In 2011, Wallace Tyner, an agricultural economist from Purdue University, said that U.S. is already producing more corn-based ethanol than it can use, concluding that relying solely on ethanol will not be enough to meet the US renewable fuel targets.

Many cars on U.S. roads are not compatible with E85 blend.

Tyner believes that U.S. does not only have to improve current technologies in order to create biofuels that have more similar properties to gasoline than ethanol but also needs to change its vehicle fleet.
Today, the most gas stations in America pump gasoline that has 10 percent ethanol and 90 percent gasoline, a blend known as E10. Higher blends are still not widespread because there is still large number of older cars that have incompatible engine parts.

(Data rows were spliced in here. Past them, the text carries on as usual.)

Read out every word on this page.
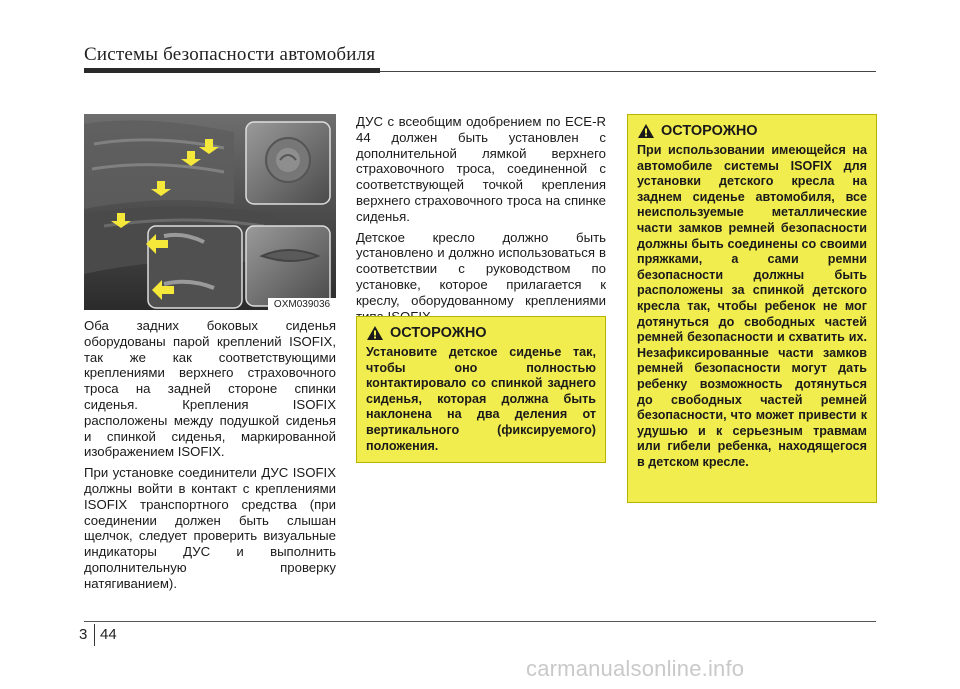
Системы безопасности автомобиля
OXM039036

Оба задних боковых сиденья оборудованы парой креплений ISOFIX, так же как соответствующими креплениями верхнего страховочного троса на задней стороне спинки сиденья. Крепления ISOFIX расположены между подушкой сиденья и спинкой сиденья, маркированной изображением ISOFIX.

При установке соединители ДУС ISOFIX должны войти в контакт с креплениями ISOFIX транспортного средства (при соединении должен быть слышан щелчок, следует проверить визуальные индикаторы ДУС и выполнить дополнительную проверку натягиванием).

ДУС с всеобщим одобрением по ECE-R 44 должен быть установлен с дополнительной лямкой верхнего страховочного троса, соединенной с соответствующей точкой крепления верхнего страховочного троса на спинке сиденья.

Детское кресло должно быть установлено и должно использоваться в соответствии с руководством по установке, которое прилагается к креслу, оборудованному креплениями

ОСТОРОЖНО

Установите детское сиденье так, чтобы оно полностью контактировало со спинкой заднего сиденья, которая должна быть наклонена на два деления от вертикального (фиксируемого) положения.

ОСТОРОЖНО

При использовании имеющейся на автомобиле системы ISOFIX для установки детского кресла на заднем сиденье автомобиля, все неиспользуемые металлические части замков ремней безопасности должны быть соединены со своими пряжками, а сами ремни безопасности должны быть расположены за спинкой детского кресла так, чтобы ребенок не мог дотянуться до свободных частей ремней безопасности и схватить их. Незафиксированные части замков ремней безопасности могут дать ребенку возможность дотянуться до свободных частей ремней безопасности, что может привести к удушью и к серьезным травмам или гибели ребенка, находящегося в детском кресле.

3 44
carmanualsonline.info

Such a countrywide usage of E10 means that U.S. is already producing more ethanol than it needs to create enough E10 fuel, and this is the main reason why U.S. cannot only rely on ethanol to meet its renewable fuel targets.

The higher blends of ethanol such as for instance E85 blend, which consists of 85 % ethanol, are available but there is not enough cars on U.S. roads to support use of higher blends (there are only around 7 million cars on U.S. roads that could support such high blend, and in order to meet RFS 2022 goal US would need to have at least 90 million E85 compatible cars on the road).

The U.S. therefore needs to focus on diversifying its biofuel production, especially focusing on more advanced biofuels (such as biofuels from cellulose and other plant waste products) and not rely solely on ethanol. These advanced biofuels would not only help meet RFS goals but they are better for environment compared to ethanol because they produce less greenhouse gas emissions than ethanol, and they also require less energy in production process.

However, these new biofuels need new technologies because current technologies are not enough to make them commercially feasible. New technologies require plenty of research and of course significant investment but this looks to be the only way for U.S. to meet the RFS goals for 2022.